Après s’être cherchés musicalement durant un moment, les deux Gantois ont finalement trouvé leur patte, aidés sans aucun doute par leur entrée au sein de Deewee. Leur musique est électronique, parfois avec un beat, parfois pas, mais elle est toujours mêlée à leur nuage d’influences toutes plus diverses les unes des autres. “On a d’abord commencé à produire autour de notre amour pour la musique africaine. On l’entend beaucoup dans notre musique, elle est très influencée par le groove et les instruments africains”, indique Gilles. “On est aussi fort influencés par ce qui vient du Compass Point, notamment Grace Jones. Mais aussi évidemment toute la scène kraut rock des 70’s. Ou encore la house des années 80 ou même le jazz, la musique brésilienne… On essaye de tout incorporer”, précise Olivier.

Évidemment, avec l’âge et les contextes, les goûts changent, évoluent. Actuellement, le changement est surtout engendré par le contexte et le manque de soirées qui les a poussés à réfléchir leur musique différemment. “Maintenant, on fait de la musique, mais on ne peut pas la tester le week-end, on n’a plus de vraie raison de produire. Enfin, il y a une raison, mais on n’a pas de feedbacks”, déplore Gilles avant d’être repris par Olivier : “Et ça a engendré notre nouvelle musique, moins club, car on est restés à la maison pendant un an et demi. Nos nouveaux morceaux sont donc moins orientés ‘dancefloors’, car on n’a plus foulé de dancefloors depuis tout ce temps”.

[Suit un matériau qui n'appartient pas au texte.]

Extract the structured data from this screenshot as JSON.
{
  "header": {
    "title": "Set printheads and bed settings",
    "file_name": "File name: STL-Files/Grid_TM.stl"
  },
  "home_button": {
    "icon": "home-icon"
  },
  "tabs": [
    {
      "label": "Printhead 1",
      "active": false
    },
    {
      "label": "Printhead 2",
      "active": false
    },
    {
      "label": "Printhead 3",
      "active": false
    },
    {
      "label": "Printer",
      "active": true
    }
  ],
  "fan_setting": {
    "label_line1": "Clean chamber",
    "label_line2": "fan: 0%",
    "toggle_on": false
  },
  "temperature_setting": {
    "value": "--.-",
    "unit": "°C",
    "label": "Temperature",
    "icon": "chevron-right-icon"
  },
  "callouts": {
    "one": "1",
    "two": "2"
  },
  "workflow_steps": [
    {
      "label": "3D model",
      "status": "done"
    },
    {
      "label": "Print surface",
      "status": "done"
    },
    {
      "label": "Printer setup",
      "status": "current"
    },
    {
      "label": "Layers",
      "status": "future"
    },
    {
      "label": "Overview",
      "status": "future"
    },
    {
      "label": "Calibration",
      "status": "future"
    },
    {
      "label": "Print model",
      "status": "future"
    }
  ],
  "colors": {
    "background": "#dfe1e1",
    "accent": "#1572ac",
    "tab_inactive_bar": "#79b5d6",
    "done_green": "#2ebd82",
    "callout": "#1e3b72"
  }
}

Deewee, dans leurs têtes depuis le début

Quand on a commencé à faire de la musique, l’idée dans le fond de notre tête a toujours été de la sortir sur Deewee. Mais à ce moment-là, Deewee n’existait pas encore. Quand tout a été construit, notre rêve s’est accompli” se ravit Gilles. Les deux producteurs peuvent aujourd’hui se targuer de travailler avec probablement deux des plus grands noms de la musique électronique belge que sont Stephen et David Dewaele. Si Olivier les a rencontrés via Mozes Mosuse (Movulango, son compatriote de Future Sound Of Antwerp), Gilles les connaît quant à lui depuis toujours. "Ils venaient souvent au restaurant de ma famille. J’y travaillais et c’est comme ça que j’ai appris à les connaître. Je les ai connus toute ma vie.”

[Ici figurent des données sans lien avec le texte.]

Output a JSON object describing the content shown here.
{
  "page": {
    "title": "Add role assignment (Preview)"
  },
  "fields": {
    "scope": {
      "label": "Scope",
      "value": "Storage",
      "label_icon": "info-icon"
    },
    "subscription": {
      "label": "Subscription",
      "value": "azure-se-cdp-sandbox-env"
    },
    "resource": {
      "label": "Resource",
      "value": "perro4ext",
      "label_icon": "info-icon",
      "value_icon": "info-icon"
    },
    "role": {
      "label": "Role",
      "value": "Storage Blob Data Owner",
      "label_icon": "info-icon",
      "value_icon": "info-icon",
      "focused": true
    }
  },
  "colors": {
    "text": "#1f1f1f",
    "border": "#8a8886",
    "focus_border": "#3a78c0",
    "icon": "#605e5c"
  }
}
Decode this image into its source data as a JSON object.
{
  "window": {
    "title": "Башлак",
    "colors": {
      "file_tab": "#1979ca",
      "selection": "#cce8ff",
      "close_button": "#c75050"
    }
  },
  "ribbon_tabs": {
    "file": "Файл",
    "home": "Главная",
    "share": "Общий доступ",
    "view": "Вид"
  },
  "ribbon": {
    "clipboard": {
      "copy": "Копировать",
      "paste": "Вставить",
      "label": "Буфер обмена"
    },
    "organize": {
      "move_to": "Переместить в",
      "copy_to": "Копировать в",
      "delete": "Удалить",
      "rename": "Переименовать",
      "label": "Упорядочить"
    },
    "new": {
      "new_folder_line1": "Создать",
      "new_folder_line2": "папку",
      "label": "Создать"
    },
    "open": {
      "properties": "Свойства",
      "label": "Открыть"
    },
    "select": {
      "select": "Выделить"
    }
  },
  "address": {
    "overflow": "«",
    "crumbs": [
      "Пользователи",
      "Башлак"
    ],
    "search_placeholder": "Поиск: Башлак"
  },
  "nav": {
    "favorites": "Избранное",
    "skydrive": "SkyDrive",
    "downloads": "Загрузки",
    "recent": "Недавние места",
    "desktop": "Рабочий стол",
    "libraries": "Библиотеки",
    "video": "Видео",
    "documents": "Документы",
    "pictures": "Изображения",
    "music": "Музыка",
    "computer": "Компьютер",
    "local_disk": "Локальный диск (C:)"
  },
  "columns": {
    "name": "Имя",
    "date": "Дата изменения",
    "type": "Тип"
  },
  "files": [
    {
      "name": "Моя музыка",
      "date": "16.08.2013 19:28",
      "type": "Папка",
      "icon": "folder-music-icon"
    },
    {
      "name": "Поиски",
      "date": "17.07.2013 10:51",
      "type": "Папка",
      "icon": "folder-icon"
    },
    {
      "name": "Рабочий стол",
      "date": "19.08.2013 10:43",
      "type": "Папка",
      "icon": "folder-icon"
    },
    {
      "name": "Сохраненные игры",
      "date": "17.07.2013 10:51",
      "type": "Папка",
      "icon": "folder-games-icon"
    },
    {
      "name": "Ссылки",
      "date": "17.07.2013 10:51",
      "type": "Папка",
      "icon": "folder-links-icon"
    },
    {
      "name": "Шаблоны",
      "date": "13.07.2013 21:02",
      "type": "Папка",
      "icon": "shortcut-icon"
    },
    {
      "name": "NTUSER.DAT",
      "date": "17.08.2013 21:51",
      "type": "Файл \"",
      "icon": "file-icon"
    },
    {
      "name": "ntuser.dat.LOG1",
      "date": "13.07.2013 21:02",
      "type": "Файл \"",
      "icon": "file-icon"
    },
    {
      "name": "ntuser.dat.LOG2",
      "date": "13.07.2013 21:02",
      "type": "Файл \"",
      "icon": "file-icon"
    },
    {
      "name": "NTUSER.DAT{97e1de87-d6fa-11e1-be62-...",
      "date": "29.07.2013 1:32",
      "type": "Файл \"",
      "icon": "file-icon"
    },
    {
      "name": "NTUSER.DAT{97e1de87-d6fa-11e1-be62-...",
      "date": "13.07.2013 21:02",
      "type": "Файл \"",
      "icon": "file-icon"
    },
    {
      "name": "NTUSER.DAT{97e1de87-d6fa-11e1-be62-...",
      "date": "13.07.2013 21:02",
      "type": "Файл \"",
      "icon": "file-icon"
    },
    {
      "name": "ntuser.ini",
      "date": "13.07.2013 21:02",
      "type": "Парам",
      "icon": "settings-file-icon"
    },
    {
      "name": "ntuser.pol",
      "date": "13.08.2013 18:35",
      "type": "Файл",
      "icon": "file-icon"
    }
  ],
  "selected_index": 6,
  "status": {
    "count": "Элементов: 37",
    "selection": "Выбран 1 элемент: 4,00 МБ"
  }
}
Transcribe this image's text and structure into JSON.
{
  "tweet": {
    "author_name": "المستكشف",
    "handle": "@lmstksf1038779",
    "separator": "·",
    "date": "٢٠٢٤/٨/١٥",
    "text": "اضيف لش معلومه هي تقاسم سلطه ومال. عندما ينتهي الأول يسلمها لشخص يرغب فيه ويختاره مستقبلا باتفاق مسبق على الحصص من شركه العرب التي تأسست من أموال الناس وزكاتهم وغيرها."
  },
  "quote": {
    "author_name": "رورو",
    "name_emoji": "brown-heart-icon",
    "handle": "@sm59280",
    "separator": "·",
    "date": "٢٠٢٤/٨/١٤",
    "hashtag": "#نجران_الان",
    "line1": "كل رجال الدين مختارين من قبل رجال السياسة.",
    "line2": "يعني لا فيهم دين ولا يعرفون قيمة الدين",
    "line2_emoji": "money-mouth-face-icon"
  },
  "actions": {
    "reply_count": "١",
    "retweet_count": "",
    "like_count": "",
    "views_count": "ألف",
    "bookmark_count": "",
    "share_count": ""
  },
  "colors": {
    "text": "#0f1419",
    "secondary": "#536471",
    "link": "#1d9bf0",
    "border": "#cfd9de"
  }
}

Leur entrée dans le label Deewee était forcément facilitée, mais rien ne laissait présager qu’elle se déroulerait aussi rapidement. “On a créé des morceaux et on a envoyé un SMS à Stephen et David en se disant qu’ils seront peut-être intéressés”, se souvient Olivier, ” Ils nous ont directement dit de venir le soir même. On y est allés, on leur a montré 10 démos. Ils ont dit : ‘On va prendre les deux dernières et on veut que vous les finissiez pour le mois prochain’. Ça a été très rapide.

Il y a toujours quelque chose qui s’y passe, c’est toujours inspirant.

Prolifique dans la maison Deewee depuis fin 2015 et leur EP Stay Awake, le duo bénit le studio construit par la fratrie de Soulwax. “L’endroit est un peu comme la combinaison de tous les artistes. Ça donne beaucoup d’énergie et d’idées”, se réjouit Gilles, rejoint dans ses propos par Olivier : “Il y a toujours quelque chose qui s’y passe, c’est toujours inspirant.

Même si cet été ne sera pas majeur en termes de lives ou de dj sets, les Gantois ouvriront notre appétit avec leur prochain EP, terminé depuis 2019 et prévu pour juillet. Pour le plat de résistance, il faudra attendre début 2022, moment où ils sortiront leur premier album. Si ce dernier les a tenus occupés depuis maintenant un an et demi, ils ont tout de même pris le temps de produire d’autres plaquettes sur le côté, comme notamment le dernier album d’Altin Gün, Yol. “On essaye vraiment de se tenir occupés tant qu’il n’y a pas de soirées”, conclut Olivier.